I'm going through Jackson a bit, reading on Magnetostatics, and I came into a bump.

I'm looking at

[tex]\nabla\times B=\frac{1}{c}\nabla\times\nabla\times\int\frac{j(r')}{|r-r'|}d^3r'[/tex]

I expand that using 'BAC-CAB' rule and I get:

[tex]\nabla\times B=\frac{1}{c}\nabla\int j(r')\cdot\nabla\left(\frac{1}{|r-r'|}\right)d^3r'-\frac{1}{c}\int j(r')\nabla^2\left(\frac{1}{|r-r'|}\right)d^3r'[/tex]
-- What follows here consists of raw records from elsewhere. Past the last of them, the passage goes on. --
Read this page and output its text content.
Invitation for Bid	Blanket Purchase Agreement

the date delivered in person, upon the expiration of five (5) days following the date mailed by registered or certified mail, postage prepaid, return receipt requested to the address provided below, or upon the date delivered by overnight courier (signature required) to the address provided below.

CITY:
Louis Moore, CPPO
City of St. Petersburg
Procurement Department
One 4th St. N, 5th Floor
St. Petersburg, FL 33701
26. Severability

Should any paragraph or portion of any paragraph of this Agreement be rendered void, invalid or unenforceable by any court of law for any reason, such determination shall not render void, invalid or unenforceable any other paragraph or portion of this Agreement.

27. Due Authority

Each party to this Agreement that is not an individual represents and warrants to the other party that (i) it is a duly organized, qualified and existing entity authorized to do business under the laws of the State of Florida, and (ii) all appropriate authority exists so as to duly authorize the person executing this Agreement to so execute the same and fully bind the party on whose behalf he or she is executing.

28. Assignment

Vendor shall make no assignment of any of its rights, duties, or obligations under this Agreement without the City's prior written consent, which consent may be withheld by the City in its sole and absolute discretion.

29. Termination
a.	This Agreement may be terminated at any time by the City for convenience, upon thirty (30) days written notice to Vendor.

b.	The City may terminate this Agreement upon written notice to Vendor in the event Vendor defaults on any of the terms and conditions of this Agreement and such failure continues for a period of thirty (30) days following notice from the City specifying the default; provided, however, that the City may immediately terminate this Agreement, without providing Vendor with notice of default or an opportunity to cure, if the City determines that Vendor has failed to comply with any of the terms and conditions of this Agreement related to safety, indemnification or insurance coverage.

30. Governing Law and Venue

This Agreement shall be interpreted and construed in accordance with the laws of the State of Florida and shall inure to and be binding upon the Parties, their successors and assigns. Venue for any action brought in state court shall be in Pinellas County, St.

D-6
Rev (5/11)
So after changing the [tex]\nabla[/tex] into [tex]\nabla '[/tex] and using the fact that [tex]\nabla^2\left(\frac{1}{|r-r'|}\right)=-4\pi\delta(r-r')[/tex]

I end up with:

[tex]\nabla\times B=-\frac{1}{c}\nabla\int j(r')\cdot\nabla '\left(\frac{1}{|r-r'|}\right)d^3r'+\frac{4\pi}{c}j(r)[/tex]

And here it says that the first part after integration by parts becomes:

[tex]\nabla\times B=\frac{1}{c}\nabla\int \frac{\nabla '\cdot j(r')}{|r-r'|}\right)d^3r'+\frac{4\pi}{c}j(r)[/tex]

I tried integration by parts like this:

[tex]j(r')d^3r'=dv\Rightarrow j(r')=v[/tex] and [tex]\nabla '\left(\frac{1}{|r-r'|}\right)=u\Rightarrow \nabla^2'\left(\frac{1}{|r-r'|}\right)d^3r'=du[/tex]

But I don't get what I need :\

What am I doing wrong?